Mads explains how they have called their way of managing all the different information coming in the “triangular forecasting approach”:
“The triangular forecasting approach tries to merge all the different perspectives on the market status together, including the relationships with our clients,” Mads explains. He emphasizes that it specifically covers three areas:
- What information can we get from the market?
- What do the statistics predict?
- What are our customer schedules telling us?
The idea is essentially to strive for a perfect balance between the three areas, and by covering all these areas you will get the most accurate information.
But to get to this stage, you need all the answers. And to answer the million-dollar question “How will our demand look in the future?”, you need answers to questions at a lower and more detailed level.
You must dive into the details and adjust them according to your new findings. When you see the impact of those adjustments, you can return to the surface level and answer the bigger question concerning the overall demand forecast. Getting insight directly from your customers provides some of the vital details and adjustments you need.

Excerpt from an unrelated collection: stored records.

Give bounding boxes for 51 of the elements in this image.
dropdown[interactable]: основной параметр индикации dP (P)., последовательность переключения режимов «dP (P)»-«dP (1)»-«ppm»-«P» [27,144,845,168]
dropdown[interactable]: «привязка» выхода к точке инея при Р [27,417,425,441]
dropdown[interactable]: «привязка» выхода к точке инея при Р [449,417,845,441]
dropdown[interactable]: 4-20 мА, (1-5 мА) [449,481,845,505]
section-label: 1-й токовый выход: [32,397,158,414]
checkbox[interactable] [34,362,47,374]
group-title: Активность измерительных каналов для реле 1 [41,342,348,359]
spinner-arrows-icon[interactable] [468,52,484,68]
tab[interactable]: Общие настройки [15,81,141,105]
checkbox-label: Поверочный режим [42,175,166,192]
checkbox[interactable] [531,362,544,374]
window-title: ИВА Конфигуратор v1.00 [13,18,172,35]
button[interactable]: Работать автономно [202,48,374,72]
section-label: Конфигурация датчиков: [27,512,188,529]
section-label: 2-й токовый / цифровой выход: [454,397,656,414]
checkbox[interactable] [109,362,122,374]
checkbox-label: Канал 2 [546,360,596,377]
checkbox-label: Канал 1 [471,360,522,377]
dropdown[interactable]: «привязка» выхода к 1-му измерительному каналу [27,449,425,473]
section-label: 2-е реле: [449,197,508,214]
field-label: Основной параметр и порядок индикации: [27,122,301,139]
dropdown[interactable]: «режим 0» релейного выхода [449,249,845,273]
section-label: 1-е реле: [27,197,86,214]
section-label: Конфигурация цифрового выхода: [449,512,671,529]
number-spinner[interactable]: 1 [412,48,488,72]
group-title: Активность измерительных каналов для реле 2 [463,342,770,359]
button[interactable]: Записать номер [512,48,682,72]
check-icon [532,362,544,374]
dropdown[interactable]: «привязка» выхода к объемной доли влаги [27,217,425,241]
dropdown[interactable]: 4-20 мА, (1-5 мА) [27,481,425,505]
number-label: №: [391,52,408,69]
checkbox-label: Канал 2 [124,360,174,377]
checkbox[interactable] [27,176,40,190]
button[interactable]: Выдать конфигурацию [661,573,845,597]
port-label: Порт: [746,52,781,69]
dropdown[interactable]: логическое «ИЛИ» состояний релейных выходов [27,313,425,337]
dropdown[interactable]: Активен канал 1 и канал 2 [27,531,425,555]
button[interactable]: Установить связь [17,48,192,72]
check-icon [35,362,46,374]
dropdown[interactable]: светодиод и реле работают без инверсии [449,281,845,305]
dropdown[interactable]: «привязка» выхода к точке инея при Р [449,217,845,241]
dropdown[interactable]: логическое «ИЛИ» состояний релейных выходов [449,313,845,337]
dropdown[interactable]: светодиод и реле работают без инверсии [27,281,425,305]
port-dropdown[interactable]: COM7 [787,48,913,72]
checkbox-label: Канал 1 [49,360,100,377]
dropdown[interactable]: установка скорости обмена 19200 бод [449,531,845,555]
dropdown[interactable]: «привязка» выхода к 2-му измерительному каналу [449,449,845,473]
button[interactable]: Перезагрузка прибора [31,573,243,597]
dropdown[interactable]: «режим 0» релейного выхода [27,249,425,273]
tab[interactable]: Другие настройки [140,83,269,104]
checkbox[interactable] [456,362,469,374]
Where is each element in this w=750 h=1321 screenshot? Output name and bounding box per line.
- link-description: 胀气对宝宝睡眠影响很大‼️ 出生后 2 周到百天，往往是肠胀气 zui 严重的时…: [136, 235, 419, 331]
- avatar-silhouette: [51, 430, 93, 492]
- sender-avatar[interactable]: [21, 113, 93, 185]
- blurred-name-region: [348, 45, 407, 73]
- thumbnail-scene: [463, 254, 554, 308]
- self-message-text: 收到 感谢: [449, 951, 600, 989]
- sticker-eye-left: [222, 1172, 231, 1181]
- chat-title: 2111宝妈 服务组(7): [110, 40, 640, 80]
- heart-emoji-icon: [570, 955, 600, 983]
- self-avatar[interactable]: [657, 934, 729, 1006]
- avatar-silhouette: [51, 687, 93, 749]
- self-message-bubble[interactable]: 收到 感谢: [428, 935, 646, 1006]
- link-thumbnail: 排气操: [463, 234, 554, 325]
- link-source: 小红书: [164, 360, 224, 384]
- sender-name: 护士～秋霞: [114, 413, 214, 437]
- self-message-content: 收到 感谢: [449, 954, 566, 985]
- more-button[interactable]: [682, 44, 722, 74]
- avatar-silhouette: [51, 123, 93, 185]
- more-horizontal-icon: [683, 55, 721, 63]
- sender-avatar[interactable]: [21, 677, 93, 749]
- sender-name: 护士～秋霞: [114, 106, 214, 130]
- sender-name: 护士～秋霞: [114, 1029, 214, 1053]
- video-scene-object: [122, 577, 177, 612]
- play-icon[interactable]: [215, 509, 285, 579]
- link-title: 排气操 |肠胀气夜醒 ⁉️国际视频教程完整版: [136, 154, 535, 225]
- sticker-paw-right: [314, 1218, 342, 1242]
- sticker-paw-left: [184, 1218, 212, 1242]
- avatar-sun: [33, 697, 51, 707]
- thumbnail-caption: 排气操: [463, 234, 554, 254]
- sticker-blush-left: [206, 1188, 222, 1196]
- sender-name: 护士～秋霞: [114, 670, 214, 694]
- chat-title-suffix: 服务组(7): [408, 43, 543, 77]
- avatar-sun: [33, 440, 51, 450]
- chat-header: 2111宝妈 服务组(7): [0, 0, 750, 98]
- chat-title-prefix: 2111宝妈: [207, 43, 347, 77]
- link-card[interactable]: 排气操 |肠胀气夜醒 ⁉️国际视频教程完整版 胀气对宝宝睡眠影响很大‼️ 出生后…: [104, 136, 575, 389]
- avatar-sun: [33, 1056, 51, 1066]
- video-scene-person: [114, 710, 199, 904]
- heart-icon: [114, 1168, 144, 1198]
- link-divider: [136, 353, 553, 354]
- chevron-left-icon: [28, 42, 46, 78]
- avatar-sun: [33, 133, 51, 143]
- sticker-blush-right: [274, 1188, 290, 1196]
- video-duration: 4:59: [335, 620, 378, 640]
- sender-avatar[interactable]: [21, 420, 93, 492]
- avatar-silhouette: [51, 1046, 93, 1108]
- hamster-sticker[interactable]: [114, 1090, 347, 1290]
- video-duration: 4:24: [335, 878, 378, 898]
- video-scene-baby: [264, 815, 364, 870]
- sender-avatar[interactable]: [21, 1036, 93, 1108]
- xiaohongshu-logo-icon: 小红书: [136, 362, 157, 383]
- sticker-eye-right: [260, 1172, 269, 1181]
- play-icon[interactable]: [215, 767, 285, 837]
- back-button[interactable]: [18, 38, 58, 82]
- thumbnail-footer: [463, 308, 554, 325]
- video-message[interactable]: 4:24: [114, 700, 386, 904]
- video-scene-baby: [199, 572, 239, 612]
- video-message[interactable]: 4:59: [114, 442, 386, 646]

The typical debate over whether companies should do their capacity, supply planning and demand planning on a very high level or on a low level needs to be reconsidered. This triangular forecasting approach shows that management is necessary on both the higher level and the lower level: it is important to adjust on the lower level and observe the impact on the higher level.
But how should client relationships be built? It depends considerably on where you are in the world.
The Further East, the More Explaining
If you have only worked within the European market, you are likely used to having a large number of people working on demand; different customer service personnel and key account managers make it easier to make predictions in a more traditional sense.
However, working with other markets can be very different, as Mads explains:
“Working within the Russian or Chinese market is very different from working with most European companies. Fewer people are involved in the forecasting process and the market is more volatile.”
Because the market is more unstable and volatile, the relationship between companies needs to be based more on communication. Mads explains further:
“My rule of thumb when it comes to demand forecasting is that the further east, the more you need to talk. And when I say talk, I mean picking up the phone and getting personal weekly updates. Otherwise, you are not getting the best assessment of the situation.”
When you are operating within markets east of Europe, it is simply not enough to wait for an Excel sheet to arrive in your mailbox. You need to stay in touch with the market and stay in touch with your customers.
During the COVID-19 pandemic, the need for direct feedback and status-updates from customers increased. Sudden uncertainties also called for more frequent updates.
“The feedback I have gotten from clients using a more relationship- and communication-based approach with their customers is that not only is it the most optimal solution for understanding supply and demand during the crisis, it subsequently brings everybody involved in the decision-making closer together. People feel more connected to the decisions made because they were involved,” Mads explains.
When you start communicating with your customers, you gain the ability to easily adjust and reschedule production to match changes in demand without using the actual customer forecast. Basically, you are getting the demand-gap analysis directly from the market.
This is the key takeaway from this article. And just one last thing…
Don’t Disappear in Demand Details
One last piece of advice needs to be given: don’t get too lost in the details.
Despite what has been said until now, you occasionally still need to take a much more pragmatic look at the numbers. You need to use your common sense and experience with how things have previously turned out.
Admittedly, the balance can be hard to find.
But with strong customer relationships, frequent customer dialog, sound statistical predictions, and a thorough understanding of your supply chain and production setup, your forecasting will be as resilient as possible, even during extraordinary events.